In the course of current flow, it will pass through a gate (gate), and the width of gate is usually referred to as chip technology, that is, XXnm. For example, Apple A16 is 4nm technology, and theoretically the width of gate is 4nm.
To improve the chip process, say from 4nm to 3nm and then from 3nm to 2nm, you need to shorten the width of the gate.
The smaller the width of the grid, the shorter the distance between the source and the drain. The result is that the electric field of the source and the leakage in the north and South Pole disturbs the grid, and then the grid's ability to control the current is greatly decreased. Finally, the chip is unstable, the power dissipation increases, the performance decreases, and so on...
Before 7nm, 5nm, 3nm, this situation is slightly able to control, so as not to have a big impact, but to 2nm, can not control, there must be further technical innovation.

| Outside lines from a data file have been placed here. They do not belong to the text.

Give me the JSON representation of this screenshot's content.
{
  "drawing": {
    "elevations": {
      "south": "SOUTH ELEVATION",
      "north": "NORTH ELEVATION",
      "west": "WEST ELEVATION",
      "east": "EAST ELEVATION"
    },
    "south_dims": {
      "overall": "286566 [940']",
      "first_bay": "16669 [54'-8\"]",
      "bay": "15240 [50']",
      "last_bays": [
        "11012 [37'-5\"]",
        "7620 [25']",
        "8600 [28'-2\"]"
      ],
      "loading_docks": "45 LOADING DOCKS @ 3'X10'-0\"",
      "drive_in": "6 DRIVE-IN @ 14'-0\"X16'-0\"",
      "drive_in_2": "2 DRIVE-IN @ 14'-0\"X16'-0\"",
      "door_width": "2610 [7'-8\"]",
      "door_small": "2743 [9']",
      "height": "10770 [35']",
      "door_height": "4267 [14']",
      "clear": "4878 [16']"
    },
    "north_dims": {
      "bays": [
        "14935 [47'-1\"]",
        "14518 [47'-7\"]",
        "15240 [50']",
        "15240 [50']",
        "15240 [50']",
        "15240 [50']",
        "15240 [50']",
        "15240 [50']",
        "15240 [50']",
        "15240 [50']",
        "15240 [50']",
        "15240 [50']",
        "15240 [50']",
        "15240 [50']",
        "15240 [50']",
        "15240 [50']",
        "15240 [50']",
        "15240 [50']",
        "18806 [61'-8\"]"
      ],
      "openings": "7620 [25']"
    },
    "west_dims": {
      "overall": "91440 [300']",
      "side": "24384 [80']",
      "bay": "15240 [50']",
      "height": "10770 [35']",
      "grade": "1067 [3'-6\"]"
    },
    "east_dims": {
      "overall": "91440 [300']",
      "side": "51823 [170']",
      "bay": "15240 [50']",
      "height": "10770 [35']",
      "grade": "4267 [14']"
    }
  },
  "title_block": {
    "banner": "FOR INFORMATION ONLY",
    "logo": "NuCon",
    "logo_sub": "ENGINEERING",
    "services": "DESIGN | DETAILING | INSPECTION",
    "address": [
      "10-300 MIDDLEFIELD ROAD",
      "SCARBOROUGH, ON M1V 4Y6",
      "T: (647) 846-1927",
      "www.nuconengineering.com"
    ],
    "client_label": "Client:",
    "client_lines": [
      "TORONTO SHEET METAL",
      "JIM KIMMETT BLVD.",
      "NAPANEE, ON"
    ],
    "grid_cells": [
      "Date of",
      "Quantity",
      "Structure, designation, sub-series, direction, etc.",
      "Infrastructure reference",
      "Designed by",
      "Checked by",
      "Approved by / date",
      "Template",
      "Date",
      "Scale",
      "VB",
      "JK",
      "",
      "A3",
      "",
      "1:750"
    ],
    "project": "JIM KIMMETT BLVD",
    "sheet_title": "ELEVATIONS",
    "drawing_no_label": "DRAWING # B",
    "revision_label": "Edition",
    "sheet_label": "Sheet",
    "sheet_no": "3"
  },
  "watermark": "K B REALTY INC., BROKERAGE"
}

How to reduce the width of the grid, but also eliminate the source and leakage of the north and South Pole of the electric field on the grid disturbance? That is to change the characteristics of the material, to make the grid more stable.
Chip makers have tried a number of measures before, such as doping the chip material with phosphorus atoms and then annealing the confounding material to increase the phosphorus equilibrium concentration, activate activity and improve electrical conductivity.
But now this technology also encountered some difficulties, popular doping process is not good, the equilibrium concentration of phosphorus atoms is not high enough, not to meet the requirements, and in the heat annealing disposal penalty, may also lead to transistor expansion.
So researchers at Cornell University came up with a new way to increase the equilibrium concentration of phosphorus: the microwave process.
During the experiment, the researchers put the chips doped with phosphorus atoms into the innovative microwave oven at home and found that the microwave process could activate the doping atoms in the chip material without causing the transistor to expand.
Now James Hwang of Cornell University and Gianluca Fabi, a postdoctoral fellow, have filed two patents for microwave detractors, and the papers have been published in Applied Physics Letters.
The researchers predict that the technology will be applied to chip manufacturing by 2025.
As early as 2025, Taiwan Semiconductor Manufacturing Co., LTD. 's 2nm chips may be ready for mass production. In other words, the manufacture of 2nm chips may require a microwave device in addition to EUV lithography.